By Theo Hildyard , Software AG
@theohildyard
In the third of a blog series outlining the Seven Pillars of Market Surveillance, we investigate Pillar #3 which shows us how we can analyze the fire hose of market, trade and social media data to prevent fraud and market manipulation.
Called Market Surveillance 2.0, the next generation of market surveillance will act as a kind of crystal ball; one that is able to look into the future to see the early warning signs of unwanted behaviors and alert managers or trigger business rules to ward off crises. By spotting the patterns that could lead to fraud, market abuse or technical error, we may be able to prevent a repeat of the recent financial markets scandals, such as the Libor fixing and manipulation of the Foreign Exchange benchmark.
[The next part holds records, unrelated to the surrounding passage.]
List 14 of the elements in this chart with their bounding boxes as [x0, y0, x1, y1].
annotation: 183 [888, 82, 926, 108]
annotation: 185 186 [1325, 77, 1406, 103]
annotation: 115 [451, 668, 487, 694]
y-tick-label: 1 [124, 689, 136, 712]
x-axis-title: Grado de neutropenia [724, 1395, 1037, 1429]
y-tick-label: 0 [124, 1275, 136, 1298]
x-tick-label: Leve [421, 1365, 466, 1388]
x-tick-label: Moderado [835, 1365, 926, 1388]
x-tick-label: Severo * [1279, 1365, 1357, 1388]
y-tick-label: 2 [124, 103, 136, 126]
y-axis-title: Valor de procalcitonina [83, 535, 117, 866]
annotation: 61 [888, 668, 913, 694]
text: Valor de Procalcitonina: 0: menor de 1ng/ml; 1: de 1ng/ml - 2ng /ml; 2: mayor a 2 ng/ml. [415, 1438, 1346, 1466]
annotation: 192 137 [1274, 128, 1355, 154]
My last blog outlining Pillar #2 in the Seven Pillars of Market Surveillance 2.0 explained how we can enable banks and regulators to identify anomalous behaviors before they impact the market by using a combination of historical, real-time and predictive analysis tools to achieve this capability.
As we continue to look into the foundations of the next-generation of market surveillance and risk systems, I’d like to explore Pillar #3 – support for fast Big Data. Fast Big Data comes at high velocity from the fire hose of market and trade data and, increasingly, from social media, emails, instant messages, news headlines, audio data from phone calls, or video data from surveillance activities.
To be able to monitor and make sense of fast Big Data you must connect to multiple, disparate, live data sources. Some of these sources may be internal to your firm; some may live in the cloud or be streaming from sensors. You must be able to ingest and digest all of these data streams, and able to handle the peaks and troughs of the velocity while detecting actionable patterns.
For example, the perpetrators of the London 4pm FX benchmark manipulation scandal might have been caught a lot sooner (it went on for at least four years) had regulators and banks been using fast Big Data analysis.
The relationship between the banks’ traders, and possibly even their corporate clients, was known as “The Cartel.” They used a private chat room, as well as industry forums, emails, instant messaging and mobile phones to communicate and trade.
By connecting to the disparate sources of information coming from their trading relationships - IMs, chat rooms, emails, mobile phones, video and audio surveillance – we could have drawn a picture of trader behavior. For example, if a trader stopped using an industry FX chat room suddenly, how was he communicating with his clients or counterparties? Was there an unusually high volume traded on a specific currency with a particular bank or client after that?
Did that currency rise after any specific global event and/or news headline? Did other markets react to the rise? Or was it an isolated event that happened only at and around the 4pm benchmark fixing time?
And by tapping into internal data such as human resources, middle and back office and entry card data – we could add more color to the picture. Was the trader working unusual hours? Was he never taking holidays? Did he buy a fishery together with another FX trader who happened to be his banks’ client?
The tangled web that fraudsters weave becomes much more predictable when we can watch the threads creating the web. Fast Big Data comprises the threads; Market Surveillance 2.0 takes them and analyzes them for patterns then kicks out actions we can take.
By combining Pillar #1, a convergent threat system, Pillar #2, a combination of historical, real-time and predictive analysis tools, and Pillar #3, support for Fast Big Data, we can go a long way toward creating our Market Surveillance 2.0 crystal ball.